Submitted to: Enzyme and Microbial Technology
Publication Type: Peer Reviewed Journal
Publication Acceptance Date: 10/25/2011
Publication Date: 7/17/2012
Citation: Moon, J., Liu, Z. 2012. Protein engineering of GRE2 from Saccharomyces cerevisiae for enhanced detoxification of 5-hydroxymethylfurfural. Enzyme and Microbial Technology. 50:115-120.
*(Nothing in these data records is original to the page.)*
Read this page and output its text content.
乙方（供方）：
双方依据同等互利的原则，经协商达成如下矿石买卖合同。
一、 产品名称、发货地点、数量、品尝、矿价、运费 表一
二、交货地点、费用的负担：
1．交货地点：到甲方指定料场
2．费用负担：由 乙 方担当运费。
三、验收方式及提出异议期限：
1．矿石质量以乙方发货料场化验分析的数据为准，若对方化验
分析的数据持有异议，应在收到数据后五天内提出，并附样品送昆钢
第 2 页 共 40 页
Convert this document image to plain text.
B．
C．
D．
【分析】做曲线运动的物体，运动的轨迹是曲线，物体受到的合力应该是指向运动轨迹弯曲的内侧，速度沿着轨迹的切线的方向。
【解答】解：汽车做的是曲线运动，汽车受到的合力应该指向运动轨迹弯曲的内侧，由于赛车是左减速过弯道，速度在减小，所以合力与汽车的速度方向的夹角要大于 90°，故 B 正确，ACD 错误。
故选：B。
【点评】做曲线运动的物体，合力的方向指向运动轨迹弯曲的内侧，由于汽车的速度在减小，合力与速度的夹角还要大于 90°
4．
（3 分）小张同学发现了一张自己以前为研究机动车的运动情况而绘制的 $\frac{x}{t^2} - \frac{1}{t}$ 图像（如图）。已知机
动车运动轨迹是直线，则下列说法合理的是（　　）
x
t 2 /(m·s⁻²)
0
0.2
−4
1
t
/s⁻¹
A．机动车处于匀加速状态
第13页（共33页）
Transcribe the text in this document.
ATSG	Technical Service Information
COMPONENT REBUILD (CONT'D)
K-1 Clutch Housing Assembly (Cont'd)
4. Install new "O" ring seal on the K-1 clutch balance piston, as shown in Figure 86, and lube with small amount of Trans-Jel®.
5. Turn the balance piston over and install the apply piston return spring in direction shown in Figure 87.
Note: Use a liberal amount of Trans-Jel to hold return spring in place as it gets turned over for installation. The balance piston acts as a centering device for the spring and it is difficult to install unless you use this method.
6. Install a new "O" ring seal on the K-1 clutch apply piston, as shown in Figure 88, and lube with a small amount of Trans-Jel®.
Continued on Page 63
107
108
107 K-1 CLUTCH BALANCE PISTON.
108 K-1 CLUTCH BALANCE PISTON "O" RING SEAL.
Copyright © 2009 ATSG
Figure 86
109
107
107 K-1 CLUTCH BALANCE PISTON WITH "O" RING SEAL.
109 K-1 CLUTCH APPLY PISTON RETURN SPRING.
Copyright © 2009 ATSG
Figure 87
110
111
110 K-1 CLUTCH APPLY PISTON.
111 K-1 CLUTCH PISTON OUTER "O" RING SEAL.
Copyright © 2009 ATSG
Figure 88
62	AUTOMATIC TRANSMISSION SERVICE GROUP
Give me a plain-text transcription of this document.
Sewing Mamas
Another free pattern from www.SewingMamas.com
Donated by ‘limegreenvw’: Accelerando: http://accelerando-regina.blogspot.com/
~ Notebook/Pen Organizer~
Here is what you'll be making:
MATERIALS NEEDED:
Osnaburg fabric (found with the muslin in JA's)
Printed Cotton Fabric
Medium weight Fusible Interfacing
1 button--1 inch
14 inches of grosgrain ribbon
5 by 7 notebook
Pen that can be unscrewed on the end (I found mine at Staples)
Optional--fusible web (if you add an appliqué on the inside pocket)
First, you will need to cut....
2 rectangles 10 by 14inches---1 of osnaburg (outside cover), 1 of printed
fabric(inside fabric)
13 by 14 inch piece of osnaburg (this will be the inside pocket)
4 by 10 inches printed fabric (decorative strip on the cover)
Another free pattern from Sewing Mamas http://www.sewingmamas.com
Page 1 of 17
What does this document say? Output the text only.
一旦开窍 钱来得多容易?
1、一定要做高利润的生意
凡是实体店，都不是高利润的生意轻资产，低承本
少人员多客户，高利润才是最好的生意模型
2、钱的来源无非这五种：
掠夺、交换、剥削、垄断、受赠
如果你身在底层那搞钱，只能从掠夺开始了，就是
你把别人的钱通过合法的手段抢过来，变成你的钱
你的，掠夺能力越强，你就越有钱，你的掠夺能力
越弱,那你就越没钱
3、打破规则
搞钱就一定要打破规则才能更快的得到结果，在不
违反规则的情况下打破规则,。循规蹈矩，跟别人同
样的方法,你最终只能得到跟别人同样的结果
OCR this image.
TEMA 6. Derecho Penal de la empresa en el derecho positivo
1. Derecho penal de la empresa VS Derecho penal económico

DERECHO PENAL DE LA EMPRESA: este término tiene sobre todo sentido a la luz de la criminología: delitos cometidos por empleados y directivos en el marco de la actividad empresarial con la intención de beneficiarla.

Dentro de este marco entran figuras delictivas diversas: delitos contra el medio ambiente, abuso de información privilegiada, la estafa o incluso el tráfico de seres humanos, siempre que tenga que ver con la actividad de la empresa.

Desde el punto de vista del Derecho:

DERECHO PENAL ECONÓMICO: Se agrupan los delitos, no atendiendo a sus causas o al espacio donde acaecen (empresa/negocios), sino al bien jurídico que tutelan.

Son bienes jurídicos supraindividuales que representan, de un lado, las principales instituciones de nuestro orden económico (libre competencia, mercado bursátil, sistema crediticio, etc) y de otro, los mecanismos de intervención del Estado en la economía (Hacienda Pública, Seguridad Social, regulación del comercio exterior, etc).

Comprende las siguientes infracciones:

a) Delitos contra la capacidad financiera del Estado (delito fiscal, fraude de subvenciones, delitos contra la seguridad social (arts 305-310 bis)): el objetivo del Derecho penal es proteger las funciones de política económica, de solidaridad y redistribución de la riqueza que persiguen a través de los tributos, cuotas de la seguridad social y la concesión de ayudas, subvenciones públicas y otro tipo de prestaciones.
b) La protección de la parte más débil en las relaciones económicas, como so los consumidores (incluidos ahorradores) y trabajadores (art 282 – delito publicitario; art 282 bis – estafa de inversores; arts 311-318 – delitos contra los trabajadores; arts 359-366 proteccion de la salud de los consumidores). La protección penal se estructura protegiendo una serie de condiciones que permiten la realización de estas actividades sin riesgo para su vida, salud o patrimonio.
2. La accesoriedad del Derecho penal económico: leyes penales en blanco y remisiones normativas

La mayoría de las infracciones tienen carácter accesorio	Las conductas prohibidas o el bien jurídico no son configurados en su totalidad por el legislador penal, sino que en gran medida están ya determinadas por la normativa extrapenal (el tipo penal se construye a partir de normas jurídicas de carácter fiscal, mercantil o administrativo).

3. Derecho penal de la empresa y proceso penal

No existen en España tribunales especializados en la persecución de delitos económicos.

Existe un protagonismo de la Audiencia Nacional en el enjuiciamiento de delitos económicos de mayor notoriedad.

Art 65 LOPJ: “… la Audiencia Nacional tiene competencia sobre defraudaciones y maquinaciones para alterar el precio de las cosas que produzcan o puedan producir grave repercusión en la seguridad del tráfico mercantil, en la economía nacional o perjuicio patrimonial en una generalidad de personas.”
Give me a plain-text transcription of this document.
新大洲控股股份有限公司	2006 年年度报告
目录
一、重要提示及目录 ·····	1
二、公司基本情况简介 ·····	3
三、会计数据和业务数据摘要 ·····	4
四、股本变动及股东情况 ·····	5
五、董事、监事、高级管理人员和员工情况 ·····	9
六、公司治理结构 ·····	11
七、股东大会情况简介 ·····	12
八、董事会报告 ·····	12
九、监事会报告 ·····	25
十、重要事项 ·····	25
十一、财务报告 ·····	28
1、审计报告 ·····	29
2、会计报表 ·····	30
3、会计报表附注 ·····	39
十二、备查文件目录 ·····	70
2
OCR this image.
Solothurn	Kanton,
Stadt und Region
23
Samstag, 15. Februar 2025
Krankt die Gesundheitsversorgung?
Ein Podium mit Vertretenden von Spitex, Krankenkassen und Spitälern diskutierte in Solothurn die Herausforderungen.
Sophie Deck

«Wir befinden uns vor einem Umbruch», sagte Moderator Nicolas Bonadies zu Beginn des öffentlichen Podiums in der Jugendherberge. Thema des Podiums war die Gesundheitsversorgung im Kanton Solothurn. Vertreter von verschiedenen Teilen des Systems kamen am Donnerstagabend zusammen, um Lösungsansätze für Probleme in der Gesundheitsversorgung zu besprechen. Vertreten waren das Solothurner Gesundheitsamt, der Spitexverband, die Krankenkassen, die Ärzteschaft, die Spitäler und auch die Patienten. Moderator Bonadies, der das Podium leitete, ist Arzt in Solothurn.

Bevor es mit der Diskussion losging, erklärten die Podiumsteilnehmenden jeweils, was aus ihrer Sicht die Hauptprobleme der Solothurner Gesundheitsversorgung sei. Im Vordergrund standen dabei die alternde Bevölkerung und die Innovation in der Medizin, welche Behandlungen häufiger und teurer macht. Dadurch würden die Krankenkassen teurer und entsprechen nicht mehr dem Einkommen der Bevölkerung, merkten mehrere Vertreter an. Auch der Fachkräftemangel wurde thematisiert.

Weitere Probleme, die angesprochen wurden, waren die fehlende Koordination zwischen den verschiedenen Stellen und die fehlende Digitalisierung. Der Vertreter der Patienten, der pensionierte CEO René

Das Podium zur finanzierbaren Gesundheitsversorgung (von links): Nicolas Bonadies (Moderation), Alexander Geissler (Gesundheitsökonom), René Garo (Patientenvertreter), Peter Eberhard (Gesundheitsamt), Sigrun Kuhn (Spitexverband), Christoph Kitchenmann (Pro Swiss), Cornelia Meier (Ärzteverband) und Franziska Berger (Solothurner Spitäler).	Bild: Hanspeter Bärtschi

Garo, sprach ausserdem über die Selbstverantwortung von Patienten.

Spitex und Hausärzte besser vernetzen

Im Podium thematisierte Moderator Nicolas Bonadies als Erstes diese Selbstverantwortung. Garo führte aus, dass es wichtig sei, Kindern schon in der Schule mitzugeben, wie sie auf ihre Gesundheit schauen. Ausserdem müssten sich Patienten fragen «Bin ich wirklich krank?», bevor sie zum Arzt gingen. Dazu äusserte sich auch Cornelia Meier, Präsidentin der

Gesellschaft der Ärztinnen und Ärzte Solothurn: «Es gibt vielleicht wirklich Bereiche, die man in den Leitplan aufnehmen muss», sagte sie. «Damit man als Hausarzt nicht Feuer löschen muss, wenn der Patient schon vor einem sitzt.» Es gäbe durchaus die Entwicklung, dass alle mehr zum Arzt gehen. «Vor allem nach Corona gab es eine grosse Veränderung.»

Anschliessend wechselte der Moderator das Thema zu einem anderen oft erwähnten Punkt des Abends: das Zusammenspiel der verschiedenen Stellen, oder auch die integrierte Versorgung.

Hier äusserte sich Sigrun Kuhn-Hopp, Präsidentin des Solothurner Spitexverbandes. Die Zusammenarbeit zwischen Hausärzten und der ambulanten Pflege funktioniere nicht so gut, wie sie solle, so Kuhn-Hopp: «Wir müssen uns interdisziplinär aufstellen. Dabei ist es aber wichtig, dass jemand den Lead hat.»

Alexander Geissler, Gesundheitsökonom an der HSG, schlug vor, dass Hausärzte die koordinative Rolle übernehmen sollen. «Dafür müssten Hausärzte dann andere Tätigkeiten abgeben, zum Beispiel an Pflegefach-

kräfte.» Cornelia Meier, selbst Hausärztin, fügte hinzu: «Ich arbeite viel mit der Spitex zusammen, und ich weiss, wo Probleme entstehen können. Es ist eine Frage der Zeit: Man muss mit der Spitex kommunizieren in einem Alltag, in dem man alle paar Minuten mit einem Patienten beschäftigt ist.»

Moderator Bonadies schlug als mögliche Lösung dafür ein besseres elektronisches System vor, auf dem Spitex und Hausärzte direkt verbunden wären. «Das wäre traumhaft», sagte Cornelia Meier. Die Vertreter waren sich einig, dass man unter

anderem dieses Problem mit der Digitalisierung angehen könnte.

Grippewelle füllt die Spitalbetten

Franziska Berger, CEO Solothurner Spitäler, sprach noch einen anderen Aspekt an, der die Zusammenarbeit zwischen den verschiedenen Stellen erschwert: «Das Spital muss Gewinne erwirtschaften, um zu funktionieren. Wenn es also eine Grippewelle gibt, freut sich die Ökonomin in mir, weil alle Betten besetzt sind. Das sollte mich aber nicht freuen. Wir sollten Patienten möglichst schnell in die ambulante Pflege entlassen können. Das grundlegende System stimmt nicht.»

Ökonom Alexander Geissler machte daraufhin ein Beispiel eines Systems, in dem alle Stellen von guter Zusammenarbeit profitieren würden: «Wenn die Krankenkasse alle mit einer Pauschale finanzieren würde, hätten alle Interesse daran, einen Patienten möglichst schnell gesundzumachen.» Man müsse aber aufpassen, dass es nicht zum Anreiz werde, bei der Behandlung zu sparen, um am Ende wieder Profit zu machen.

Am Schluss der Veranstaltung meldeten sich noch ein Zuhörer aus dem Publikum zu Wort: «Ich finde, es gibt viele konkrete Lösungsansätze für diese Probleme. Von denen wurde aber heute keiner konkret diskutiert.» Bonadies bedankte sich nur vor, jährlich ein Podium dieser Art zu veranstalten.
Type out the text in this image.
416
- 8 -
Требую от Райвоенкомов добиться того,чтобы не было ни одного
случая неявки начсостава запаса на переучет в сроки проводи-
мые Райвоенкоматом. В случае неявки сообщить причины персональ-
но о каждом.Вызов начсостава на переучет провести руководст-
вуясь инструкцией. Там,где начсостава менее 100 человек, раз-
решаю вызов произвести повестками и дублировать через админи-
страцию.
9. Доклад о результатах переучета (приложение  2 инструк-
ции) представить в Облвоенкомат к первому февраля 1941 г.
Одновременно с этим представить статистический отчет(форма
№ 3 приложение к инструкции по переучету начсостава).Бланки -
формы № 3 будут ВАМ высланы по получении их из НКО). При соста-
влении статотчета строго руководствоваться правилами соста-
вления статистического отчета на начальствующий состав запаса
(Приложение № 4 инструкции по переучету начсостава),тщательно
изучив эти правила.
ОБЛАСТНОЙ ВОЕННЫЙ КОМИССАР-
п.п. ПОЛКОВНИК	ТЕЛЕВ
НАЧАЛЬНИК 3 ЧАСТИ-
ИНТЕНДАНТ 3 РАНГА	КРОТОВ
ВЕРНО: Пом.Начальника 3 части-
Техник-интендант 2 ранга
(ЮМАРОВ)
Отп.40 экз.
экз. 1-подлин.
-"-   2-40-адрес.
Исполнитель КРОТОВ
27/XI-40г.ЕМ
Interpretive Summary: Lignocellulosic biomass conversion to ethanol requires a pretreatment of the biomass prior to enzymatic hydrolysis in order to be utilized for microbial growth and fermentation. Dilute acid hydrolysis is among the commonly applied biomass pretreatment procedures but generates numerous inhibitory compounds. Furfural and 5-hydroxymethylfurfural (HMF), derived from dehydration of pentoses and hexoses during the biomass pretreatment, are representative inhibitors in hydrolysates that inhibit microbial growth and interfere with subsequent fermentation. Inhibitors furfural and HMF can be detoxified in situ by tolerant yeast strains. GRE2 of yeast is a stress tolerant core gene possessing moderate aldehyde reduction activities. Using directed enzyme evolution and reverse engineering methods, we modified the genetic code of the enzyme and generated mutations displaying improved detoxification capability. We also demonstrated that specific genetic codes affect different cofactor preference for the enzyme reduction activities. This is the first example of application of enzyme evolution for improved detoxification of furfural and HMF by yeasts. Outcomes of this study will aid efforts in dissection of mechanisms of inhibitor-stress tolerance and tolerant strain development.
Technical Abstract: Furfural and 5-hydroxymethylfurfural (HMF) are representative inhibitors generated by lignocellulosic biomass pretreatment such as dilute acid hydrolysis that inhibit microbial growth and interfere with subsequent fermentation. It is possible to in situ detoxify these inhibitory compounds using tolerant Saccharomyces cerevisiae by aldehyde reductions. YOL151W (GRE2) is a commonly recognized up-regulated gene by stress conditions with reductase activities toward furfural and HMF using cofactor nicotamide adenine dinucleotdie hydride (NADH). Applying directed enzyme evolution approach, we engineered genetic code of the GRE2 yielding two mutants with amino acid substitutions of Gln261 to Arg261 and Phe283 to Leu283; and Ile107 to Val107, Gln261 to Arg261, and Val285 to Asp285 for Y62-C11 and Y62-G6, respectively. Clones of these mutants showed a better growth rate and were able to establish a viable culture under 30mM HMF challenges as an initial inoculum compared with a wild type GRE2 clone on a synthetic medium. Compared with the wild type control, crude cell extracts of the mutants showed 3- to 4-fold and 3- to 9-fold increased specific enzyme activity using NADH toward HMF and furfural, respectively. While remaining its aldyhyde reduction activities using cofactor NADH, mutant Y62-G6 displayed significantly higher reductase activities using an additional cofactor NADPH with 13- and 15-fold increase toward furfural and HMF, respectively, as measured by its partially purified protein. Confirmed by using reverse engineering and site directed mutagenesis, we conclude that the amino acid substitution of the Asp285 is responsible for the increased enzyme activities by utilizing the additional cofactor NAD phosphate hydride (NADPH).